Записав в амбарной книге «Вера — 8.47» и понадеявшись, что хоть у кого-нибудь от этой цифры случится инфаркт, я заметила, что не одна. На роскошном кожаном диване, закрывшись плакатом «Кайли Миноук», спал Юра. В одежде, ботинках и даже бейсболке. Носочки он отчего-то трогательно развесил на подлокотниках.
— Эге-гей! — я осторожно дернула его за прядь волос. — С добрым утром. Просыпайся!
Юра не подавал признаков жизни.
— Подъем! — рявкнула я.
Юра спал как убитый.
— Сейчас Борис придет, у нас собрание… — пригрозила я, и Юра мгновенно вскочил, уронив бейсболку.
— Щас, щас, щас… — бормотал он спросонья, не открывая глаз. — Сесяс буду как огучик…
— Юра, ку-ку, это я, Вера, — пояснила я и на всякий случай отошла подальше.
Юра, не открывая глаз, протянул руку за диван, вытянул оттуда бутылку минералки, залпом выпил половину, плеснул на ладонь, размазал по векам и, наконец, посмотрел на меня.
— А ты шо тут делашь? — отчужденно поинтересовался он.
— Юра, ты меня помнишь? — хихикнула я. Выглядел он занятно — мятый, глаза красные, волосы клочьями торчат, не понимает ничего.
— Вер, — Юра стукнул себя в грудь, — да я тебя…
— Начало хорошее, — заметила ч. — И я тебя тоже. Я, правда, не очень понимаю, о чем ты… Ну да ладно. Тебя что, из дома выгнали?
— Почему? — встрепенулся Юра.
— А почему ты здесь спишь?
— А! — Юра обрадовался. — Да меня вчера срочно вызвали… Срочно! Надо было принять у корреспондентов репортаж с концерта этого урода… ну как его… Кокера-Шмокера… Потом Боря притащил новую ведущую моды… Че-т там обсуждали…
— Да? — заинтересовалась я. — И как она?
Юра неожиданно взбодрился, приосанился, пелена с глаз пала, и он бодро произнес:
— Лучше ты сама это увидишь.
— Это положительный отзыв или отрицательный? — настаивала я.

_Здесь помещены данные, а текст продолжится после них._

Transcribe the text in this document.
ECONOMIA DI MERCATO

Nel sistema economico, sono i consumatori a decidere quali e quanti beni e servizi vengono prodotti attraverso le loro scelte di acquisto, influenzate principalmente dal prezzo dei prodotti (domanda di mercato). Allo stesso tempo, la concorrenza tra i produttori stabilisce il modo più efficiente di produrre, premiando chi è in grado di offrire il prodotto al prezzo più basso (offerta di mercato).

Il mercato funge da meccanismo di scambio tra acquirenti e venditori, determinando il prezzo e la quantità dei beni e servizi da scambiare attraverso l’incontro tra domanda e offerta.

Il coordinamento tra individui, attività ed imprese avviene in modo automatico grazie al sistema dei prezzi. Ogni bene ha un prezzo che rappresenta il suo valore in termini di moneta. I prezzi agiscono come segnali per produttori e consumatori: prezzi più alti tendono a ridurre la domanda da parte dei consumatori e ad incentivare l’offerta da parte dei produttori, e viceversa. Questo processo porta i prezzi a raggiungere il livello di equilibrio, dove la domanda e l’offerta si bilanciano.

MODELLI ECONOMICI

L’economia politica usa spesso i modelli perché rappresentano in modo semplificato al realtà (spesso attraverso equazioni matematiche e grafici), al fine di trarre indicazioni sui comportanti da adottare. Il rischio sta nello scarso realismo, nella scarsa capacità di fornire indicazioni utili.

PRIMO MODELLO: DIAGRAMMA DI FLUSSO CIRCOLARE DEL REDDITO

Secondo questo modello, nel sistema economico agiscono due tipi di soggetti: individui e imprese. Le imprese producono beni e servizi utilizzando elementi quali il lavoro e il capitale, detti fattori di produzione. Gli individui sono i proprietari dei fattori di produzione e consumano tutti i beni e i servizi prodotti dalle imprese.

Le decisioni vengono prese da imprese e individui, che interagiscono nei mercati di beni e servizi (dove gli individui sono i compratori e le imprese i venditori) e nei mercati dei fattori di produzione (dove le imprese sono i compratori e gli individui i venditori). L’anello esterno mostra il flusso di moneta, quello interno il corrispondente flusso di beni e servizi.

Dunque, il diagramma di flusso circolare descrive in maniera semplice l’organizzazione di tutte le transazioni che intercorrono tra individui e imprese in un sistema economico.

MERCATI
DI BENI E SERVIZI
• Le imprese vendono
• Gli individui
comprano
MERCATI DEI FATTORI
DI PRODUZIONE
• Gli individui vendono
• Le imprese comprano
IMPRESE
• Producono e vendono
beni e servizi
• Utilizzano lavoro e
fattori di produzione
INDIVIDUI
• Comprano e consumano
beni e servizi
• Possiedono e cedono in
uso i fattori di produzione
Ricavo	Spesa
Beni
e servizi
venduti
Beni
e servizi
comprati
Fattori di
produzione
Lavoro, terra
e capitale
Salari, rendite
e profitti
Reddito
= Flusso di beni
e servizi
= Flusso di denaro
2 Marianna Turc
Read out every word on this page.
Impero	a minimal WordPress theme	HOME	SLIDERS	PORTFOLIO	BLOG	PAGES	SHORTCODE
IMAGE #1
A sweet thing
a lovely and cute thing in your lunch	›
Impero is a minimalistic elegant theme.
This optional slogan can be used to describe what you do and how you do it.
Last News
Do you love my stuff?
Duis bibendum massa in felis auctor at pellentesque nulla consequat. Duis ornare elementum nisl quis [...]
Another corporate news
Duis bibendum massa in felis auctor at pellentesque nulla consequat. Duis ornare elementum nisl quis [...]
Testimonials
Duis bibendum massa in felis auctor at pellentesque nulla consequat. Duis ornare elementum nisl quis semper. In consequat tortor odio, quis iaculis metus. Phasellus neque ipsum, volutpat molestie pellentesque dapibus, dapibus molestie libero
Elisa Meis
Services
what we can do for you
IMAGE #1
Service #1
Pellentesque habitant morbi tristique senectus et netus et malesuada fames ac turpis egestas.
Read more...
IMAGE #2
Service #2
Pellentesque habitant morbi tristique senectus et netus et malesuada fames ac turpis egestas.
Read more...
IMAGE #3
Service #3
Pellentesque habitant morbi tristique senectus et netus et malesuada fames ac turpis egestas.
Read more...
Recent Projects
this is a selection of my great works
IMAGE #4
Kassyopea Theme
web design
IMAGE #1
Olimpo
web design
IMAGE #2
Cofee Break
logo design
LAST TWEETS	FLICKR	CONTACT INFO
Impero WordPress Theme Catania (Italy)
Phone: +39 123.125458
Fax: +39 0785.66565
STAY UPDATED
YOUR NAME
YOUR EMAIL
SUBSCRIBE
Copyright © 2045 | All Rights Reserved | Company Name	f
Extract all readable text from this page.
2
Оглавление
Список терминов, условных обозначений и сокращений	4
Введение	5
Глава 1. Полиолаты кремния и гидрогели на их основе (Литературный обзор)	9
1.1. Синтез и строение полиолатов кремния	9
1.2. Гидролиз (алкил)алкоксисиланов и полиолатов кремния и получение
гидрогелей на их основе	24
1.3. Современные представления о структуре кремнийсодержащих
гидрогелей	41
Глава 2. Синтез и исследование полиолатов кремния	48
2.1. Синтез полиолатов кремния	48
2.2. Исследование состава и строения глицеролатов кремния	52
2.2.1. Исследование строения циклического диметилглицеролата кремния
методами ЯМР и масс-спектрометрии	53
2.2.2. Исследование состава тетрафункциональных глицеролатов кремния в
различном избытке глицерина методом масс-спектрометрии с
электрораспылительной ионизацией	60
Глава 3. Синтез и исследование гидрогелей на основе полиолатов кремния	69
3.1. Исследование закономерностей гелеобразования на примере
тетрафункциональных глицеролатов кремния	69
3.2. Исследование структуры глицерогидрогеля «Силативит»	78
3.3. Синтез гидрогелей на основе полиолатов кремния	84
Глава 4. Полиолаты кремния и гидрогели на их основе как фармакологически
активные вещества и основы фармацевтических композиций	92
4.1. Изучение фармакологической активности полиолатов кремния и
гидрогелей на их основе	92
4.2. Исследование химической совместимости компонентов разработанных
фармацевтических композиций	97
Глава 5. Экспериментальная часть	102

Он встал, изумленно посмотрел на ботинки, огляделся, схватил носки и молча двинулся на выход.
— Эй, ты чего? — крикнула я вслед. — И вообще, почему ты в ботинках без носков?
— Я сначала все снял, — обернулся Юра, — а ночью замерз и носки не нашел. Тогда надел ботинки. Я ничего, просто меня тошнит. Сейчас вернусь. Поболтаем.
В редакцию Юра вернулся часа через три, но я в это время уже была занята по горло — перемывала кости новой ведущей.
С приходом Ларисы немедленно возникло напряжение. Вольт в триста.
Нам ее привела из новостей начальница отдела информации Таня и сказала:
— Знакомьтесь, это Лариса.
А Лариса как обвела нас своими большими зелеными глазами, которые на первый взгляд казались карими — из-за длинных ресниц, так нам всем и стало не по себе.
Очень-очень черноволосая девушка с прямыми, блестящими, короткими волосами. На смуглом личике — две приметные детали: нежная, свежая кожа и глаза. Все остальное будто от другого человека или наоборот — глаза и кожа от другого, а остальное — свое. Лицо узкое, щеки пухлые, нос какой-то бедный, незаметный, лоб среднеарифметический. Брови прямые, без изгиба, тоже черные, как уголь. Но смотрела она так, словно готова была, если что, вцепиться в горло.